No Agent Is Much Better Than A Bad Agent

This business is a slippery & ever-changing monkey. You practically need an agent to write a query these days. The competition is fierce, and the players (those who will persevere anyways) are on top of their game. They read, they know market trends, and buzz words. They talk the talk, write with the jargon, know the agents. You see, as big as publishing is, there are still only so many major houses and a notable number of successful agencies. Its the “Around the World in 80 Days” concept. Yes, publishing is a huge organization with thousands upon thousands of aspiring writers, BUT, if you do your homework, you’ll see that that same organization is a small albeit loosely framed network. Spend a few months online and you’ll recognize many of the players.

Here’ the big dilemma for aspiring authors. How can you get an agent to love your writing? Write well. That would be the short and sweet of it. So, that means an inner talent, lots of classes or reading about writing, practice, honing your craft, work with beta readers and crit partners, and don’t give up. Okay, suppose you do all that and still no takers? Give up or move on? Depends on how bad you want to see your name on a book  you didn’t pay to get printed.

Now suppose someone bites. Suppose you get an offer from an agent you’ve never heard of, or one with a poor track record, hey maybe no track record, then what? What’s a writer to do? You can’t get your material in front of editors without an agent.

The agents out there – especially the big name Uber-agents, are always blaming authors who sign with these unknown or new agents. They say its up to us to pick the perfect match- the perfect agent for our work. That can be tough if none of the Names wanted it. Right? The Big agents say research the agents representing your genre and target them. Writers may do all that and still be left with a lot of rejections and silence. Their advice is to write something else, live, learn, and move on.

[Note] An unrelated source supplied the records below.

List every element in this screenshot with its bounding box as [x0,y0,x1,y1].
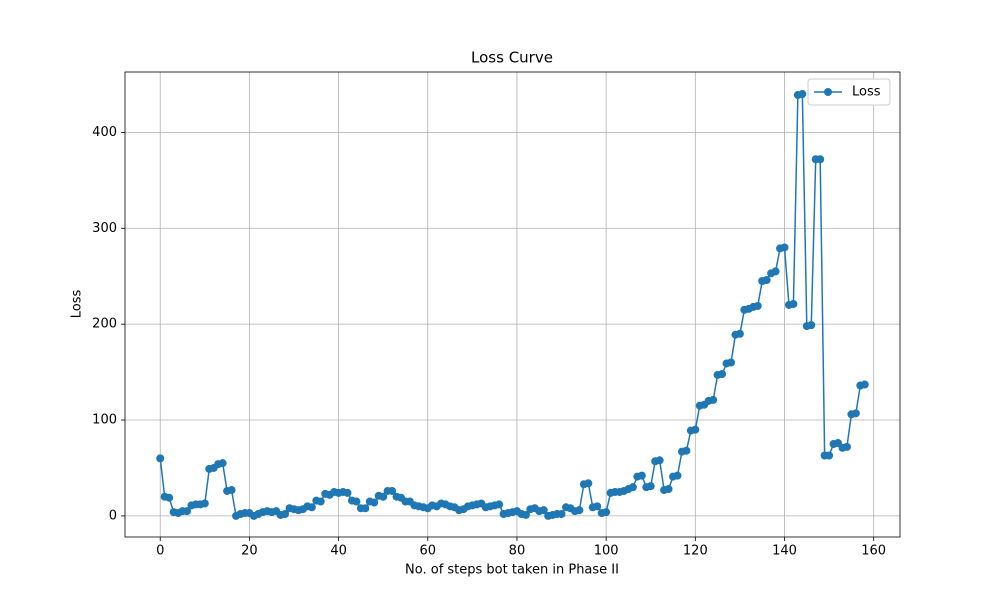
marker [539,506,548,515]
marker [726,358,735,367]
marker [709,395,718,404]
y-tick-label: 100 [92,413,117,428]
marker [691,425,700,434]
marker [388,486,397,495]
y-axis-label: Loss [70,290,85,319]
x-tick-label: 160 [861,544,886,559]
chart-title: Loss Curve [471,49,553,67]
marker [735,329,744,338]
marker [780,243,789,252]
marker [798,90,807,99]
y-tick-label: 300 [92,221,117,236]
marker [602,508,611,517]
marker [816,155,825,164]
marker [521,510,530,519]
marker [200,499,209,508]
marker [343,488,352,497]
marker [842,442,851,451]
legend-label: Loss [852,85,881,100]
marker [584,479,593,488]
marker [156,454,165,463]
marker [165,493,174,502]
x-tick-label: 140 [772,544,797,559]
marker [664,485,673,494]
x-tick-label: 100 [594,544,619,559]
y-tick-label: 200 [92,317,117,332]
marker [860,380,869,389]
marker [227,486,236,495]
marker [718,370,727,379]
marker [655,456,664,465]
marker [218,459,227,468]
marker [307,503,316,512]
marker [575,506,584,515]
marker [646,482,655,491]
marker [370,498,379,507]
marker [807,321,816,330]
legend-marker [824,88,832,96]
marker [682,446,691,455]
x-axis-label: No. of steps bot taken in Phase II [405,563,619,578]
marker [557,509,566,518]
marker [182,507,191,516]
marker [379,492,388,501]
marker [495,500,504,509]
marker [628,483,637,492]
marker [637,471,646,480]
marker [825,451,834,460]
marker [851,409,860,418]
y-tick-label: 0 [109,508,117,523]
marker [762,276,771,285]
x-tick-label: 60 [420,544,437,559]
legend-box [807,78,891,106]
x-tick-label: 20 [241,544,258,559]
marker [281,509,290,518]
marker [352,497,361,506]
marker [753,301,762,310]
plot-frame [124,71,901,538]
marker [771,267,780,276]
marker [361,504,370,513]
x-tick-label: 80 [509,544,526,559]
marker [789,300,798,309]
y-tick-label: 400 [92,125,117,140]
x-tick-label: 40 [330,544,347,559]
x-tick-label: 120 [683,544,708,559]
marker [316,497,325,506]
x-tick-label: 0 [156,544,164,559]
marker [673,471,682,480]
marker [593,502,602,511]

I say, maybe – but who am I?

You don’t have to be a big fish to play the game. You don’t have to be tied to a monstrously successful agency or book to do well for your client. I think the Big Name’s advice was right on with “find a fit.” Find an agent who loves your work and who will champion it for you. Find an agent who has your career in mind. Signing with a new agent or with someone who has little to no track record isn’t the worst thing that can happen to your career, and it might be your best. If they love your work and make time to champion it for you, you might have struck gold. Maybe you will be their first big sale. Maybe.

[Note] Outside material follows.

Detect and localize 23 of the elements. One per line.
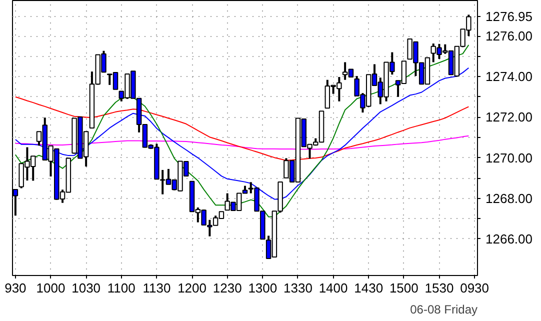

However, be careful out there. A woman in my writer’s guild recently signed with an agent who posted all her novels on Amazon with her (the “agent”) as the author. The whole thing was an ugly scam and attorneys had to get involved. The author never received any money from sales either. So, do your research, check Preditors & Editors, and sites like the Absolute Write Water Cooler, look for interviews, and other comments made by authors who’ve had interaction with agents. Be sensible and protective of your future as an author. Agents can be a savior in this business, but a bad agent is much worse than no agent at all.

Comments? Anyone have a bad experience or advice to writers seeking an agent?

1 comment to No Agent Is Much Better Than A Bad Agent

  • valerie haight

    Julie,
    Thanks for the wonderful advice. There is so much to keep up with and so much to be aware of (and wary of!) it’s hard to keep up, but checking out the two websites you mentioned above should help a lot! I do feel like giving up sometimes and for me, it’s hard to find the right fit when all we have to go on is a biography on a website. Is it really enough? Or am I doing it wrong? Thanks for the insight, your spin on a common prob is always fresh and appreciated.